Hispanic Heritage Month means a lot to me because I am a Hispanic woman who was raised in the Dominican Republic. When I was seven years old, I moved to Philadelphia, PA which was a huge transition for me. I went to school with people that were fluent in English, and I tried to learn the material in English because no teachers in my school spoke Spanish. My sister taught me English while my mother was trying to find a job while also only speaking Spanish. I learned English in six months, and my mother learned it in a year. She got on her feet and gave  my sister and me the best Christmas and Thanksgiving she could the following years. When I am asked "what does Hispanic Heritage Month means to you?” I can answer proudly that it means while my family and I had to go through hard times in moving to the United States, we still made it. I credit that to being Hispanic women: Because we are Hispanic, we are strong.

People often ask me how I learned English so fast or how did my mom get us through this time. Of course, it was hard: I had to redo third grade because the language barrier was extremely difficult. I had to sit in rooms being the outlier because everyone spoke English, and I could not understand what my classmates were talking about. Those times prepare you for the world as a Hispanic woman. Being a woman and a minority, you will always feel like the odd one out when you want to be in those big rooms like a law office or court. These places lack Hispanic women, but those experiences taught me that I can be the change of this.

Since 2018, I have seen progress at the Mount when it comes to getting involved with other cultures. A lot of students are creating clubs for Latinos, and the school is incorporating many activities that have to do with Hispanic heritage. I love the new option at Patriot at the Sauté station where restaurants rotate weekly, and it is all cultured food. For example, we would have Indian food one week, and the next week we would have Cuban food. Even little things like including Hispanic food make my stay at the Mount much better. During Hispanic Heritage Month, the Mount brought a food truck with authentic Mexican food which was amazing.

Additionally, I am the first Dominican cheerleading captain at the Mount, and I am proud of that because the diversity on the team is growing. Our Center for Student Diversity is very involved with Hispanics as they put flags of Hispanic countries all around lower McGowan. The Mount shows me that I can do it as well.

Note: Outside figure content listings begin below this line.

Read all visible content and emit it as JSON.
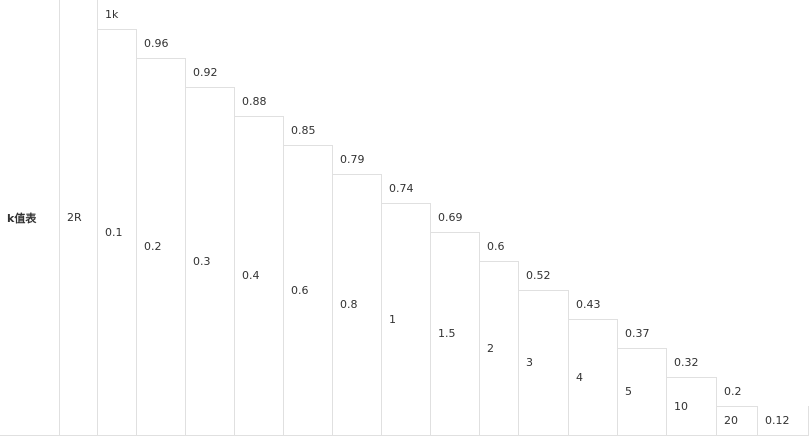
{
  "table": {
    "title": "k值表",
    "label": "2R",
    "columns": [
      {
        "top": "1k",
        "bottom": "0.1"
      },
      {
        "top": "0.96",
        "bottom": "0.2"
      },
      {
        "top": "0.92",
        "bottom": "0.3"
      },
      {
        "top": "0.88",
        "bottom": "0.4"
      },
      {
        "top": "0.85",
        "bottom": "0.6"
      },
      {
        "top": "0.79",
        "bottom": "0.8"
      },
      {
        "top": "0.74",
        "bottom": "1"
      },
      {
        "top": "0.69",
        "bottom": "1.5"
      },
      {
        "top": "0.6",
        "bottom": "2"
      },
      {
        "top": "0.52",
        "bottom": "3"
      },
      {
        "top": "0.43",
        "bottom": "4"
      },
      {
        "top": "0.37",
        "bottom": "5"
      },
      {
        "top": "0.32",
        "bottom": "10"
      },
      {
        "top": "0.2",
        "bottom": "20"
      }
    ],
    "last": "0.12"
  }
}
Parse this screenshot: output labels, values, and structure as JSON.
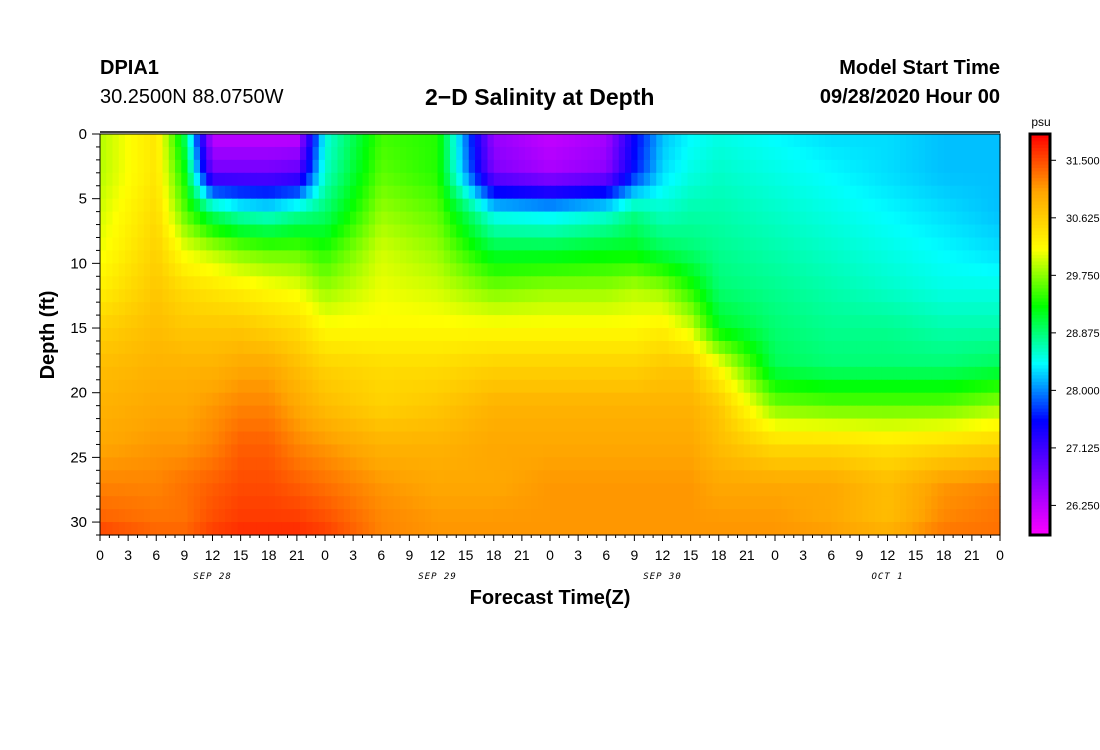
{
  "header": {
    "station_id": "DPIA1",
    "coordinates": "30.2500N 88.0750W",
    "title": "2−D Salinity at Depth",
    "model_start_label": "Model Start Time",
    "model_start_value": "09/28/2020 Hour 00"
  },
  "chart_data": {
    "type": "heatmap",
    "title": "2-D Salinity at Depth",
    "xlabel": "Forecast Time(Z)",
    "ylabel": "Depth (ft)",
    "x_hours_range": [
      0,
      96
    ],
    "x_tick_step_hours": 3,
    "x_tick_labels": [
      "0",
      "3",
      "6",
      "9",
      "12",
      "15",
      "18",
      "21",
      "0",
      "3",
      "6",
      "9",
      "12",
      "15",
      "18",
      "21",
      "0",
      "3",
      "6",
      "9",
      "12",
      "15",
      "18",
      "21",
      "0",
      "3",
      "6",
      "9",
      "12",
      "15",
      "18",
      "21",
      "0"
    ],
    "date_labels": [
      {
        "label": "SEP 28",
        "hour": 12
      },
      {
        "label": "SEP 29",
        "hour": 36
      },
      {
        "label": "SEP 30",
        "hour": 60
      },
      {
        "label": "OCT 1",
        "hour": 84
      }
    ],
    "y_range": [
      0,
      31
    ],
    "y_ticks": [
      0,
      5,
      10,
      15,
      20,
      25,
      30
    ],
    "y_inverted": true,
    "colorbar": {
      "units": "psu",
      "min": 25.8,
      "max": 31.9,
      "tick_values": [
        31.5,
        30.625,
        29.75,
        28.875,
        28.0,
        27.125,
        26.25
      ],
      "tick_labels": [
        "31.500",
        "30.625",
        "29.750",
        "28.875",
        "28.000",
        "27.125",
        "26.250"
      ],
      "colormap": [
        "#ff00ff",
        "#8000ff",
        "#0000ff",
        "#00ffff",
        "#00ff00",
        "#ffff00",
        "#ffa500",
        "#ff0000"
      ]
    },
    "depth_levels_ft": [
      0,
      3,
      6,
      9,
      12,
      15,
      18,
      21,
      24,
      27,
      30,
      31
    ],
    "time_hours": [
      0,
      6,
      9,
      12,
      15,
      18,
      21,
      24,
      30,
      36,
      42,
      48,
      54,
      57,
      60,
      63,
      66,
      72,
      78,
      84,
      90,
      96
    ],
    "salinity_psu": [
      [
        29.9,
        30.4,
        29.0,
        26.2,
        26.2,
        26.2,
        26.2,
        28.5,
        29.5,
        29.4,
        26.5,
        26.2,
        26.4,
        27.5,
        28.2,
        28.4,
        28.5,
        28.4,
        28.3,
        28.3,
        28.2,
        28.2
      ],
      [
        29.9,
        30.4,
        29.3,
        26.8,
        26.8,
        26.8,
        26.9,
        28.6,
        29.6,
        29.4,
        26.7,
        26.4,
        26.6,
        27.6,
        28.3,
        28.5,
        28.6,
        28.5,
        28.4,
        28.3,
        28.2,
        28.2
      ],
      [
        30.0,
        30.5,
        29.6,
        28.9,
        28.6,
        28.5,
        28.7,
        28.9,
        29.8,
        29.6,
        28.4,
        28.3,
        28.5,
        28.8,
        28.6,
        28.7,
        28.7,
        28.6,
        28.5,
        28.4,
        28.3,
        28.2
      ],
      [
        30.1,
        30.6,
        30.1,
        29.9,
        29.7,
        29.6,
        29.6,
        29.4,
        30.0,
        29.8,
        29.1,
        29.1,
        29.2,
        29.2,
        29.0,
        28.9,
        28.8,
        28.7,
        28.6,
        28.5,
        28.4,
        28.3
      ],
      [
        30.3,
        30.7,
        30.5,
        30.4,
        30.3,
        30.2,
        30.1,
        29.8,
        30.1,
        30.0,
        29.7,
        29.8,
        29.8,
        29.9,
        29.8,
        29.4,
        28.9,
        28.8,
        28.7,
        28.6,
        28.5,
        28.5
      ],
      [
        30.6,
        30.8,
        30.7,
        30.7,
        30.7,
        30.6,
        30.5,
        30.2,
        30.2,
        30.2,
        30.2,
        30.2,
        30.2,
        30.2,
        30.3,
        30.0,
        29.2,
        28.9,
        28.8,
        28.8,
        28.7,
        28.7
      ],
      [
        30.8,
        30.9,
        30.9,
        30.9,
        31.0,
        31.0,
        30.8,
        30.6,
        30.5,
        30.5,
        30.6,
        30.6,
        30.6,
        30.6,
        30.7,
        30.7,
        30.2,
        29.0,
        28.9,
        28.9,
        28.9,
        29.0
      ],
      [
        30.9,
        31.0,
        31.0,
        31.1,
        31.2,
        31.2,
        31.0,
        30.8,
        30.6,
        30.7,
        30.9,
        30.9,
        30.9,
        30.9,
        30.9,
        30.9,
        30.7,
        29.7,
        29.6,
        29.6,
        29.6,
        29.8
      ],
      [
        31.0,
        31.1,
        31.1,
        31.2,
        31.4,
        31.4,
        31.2,
        31.1,
        30.9,
        30.9,
        31.0,
        31.0,
        31.0,
        31.0,
        31.0,
        31.0,
        30.8,
        30.5,
        30.5,
        30.4,
        30.5,
        30.6
      ],
      [
        31.2,
        31.2,
        31.3,
        31.4,
        31.5,
        31.5,
        31.4,
        31.3,
        31.1,
        31.0,
        31.0,
        31.1,
        31.1,
        31.1,
        31.1,
        31.1,
        31.0,
        31.0,
        31.0,
        30.8,
        31.1,
        31.2
      ],
      [
        31.4,
        31.3,
        31.3,
        31.5,
        31.6,
        31.6,
        31.6,
        31.5,
        31.2,
        31.1,
        31.1,
        31.1,
        31.1,
        31.1,
        31.1,
        31.1,
        31.1,
        31.1,
        31.0,
        30.8,
        31.2,
        31.3
      ],
      [
        31.6,
        31.4,
        31.4,
        31.6,
        31.7,
        31.7,
        31.7,
        31.6,
        31.2,
        31.1,
        31.1,
        31.1,
        31.1,
        31.1,
        31.1,
        31.1,
        31.1,
        31.1,
        31.1,
        31.0,
        31.3,
        31.3
      ]
    ]
  }
}
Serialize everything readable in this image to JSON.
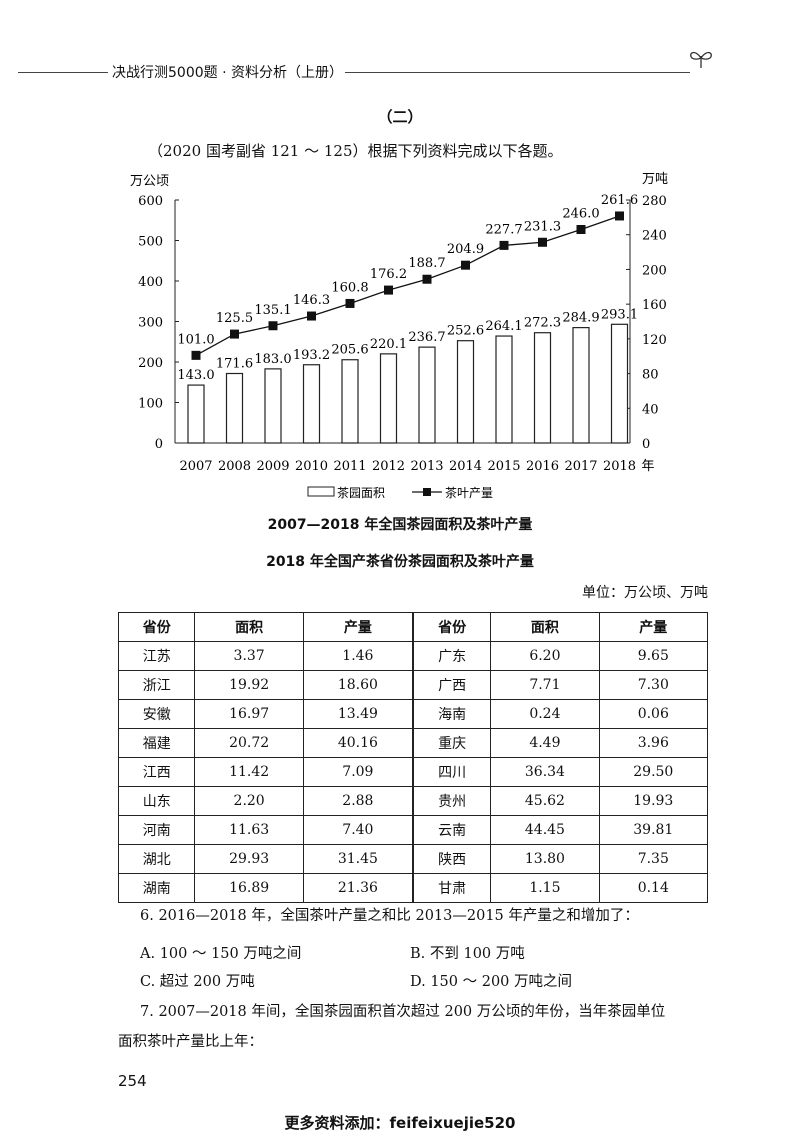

The Mount has given me the opportunity to not feel like an outlier. I write this blog for starters because my voice matters on this campus, just like the voices of other Hispanic women matter too. I give tours at this school because admissions trusts me to give prospective students a diverse experience.

Hispanic Heritage Month is more than just a month to celebrate our history; it reminds me every time why I am proud to be a Hispanic woman. The amount of pressure that comes with being a woman already and being a minority on top of this can be difficult, but the world is changing around us, and our voices are being heard. For women my age going to a University like the Mount, our voices are being recognized and the diversity is changing. I am Mount Proud during Hispanic Heritage Month!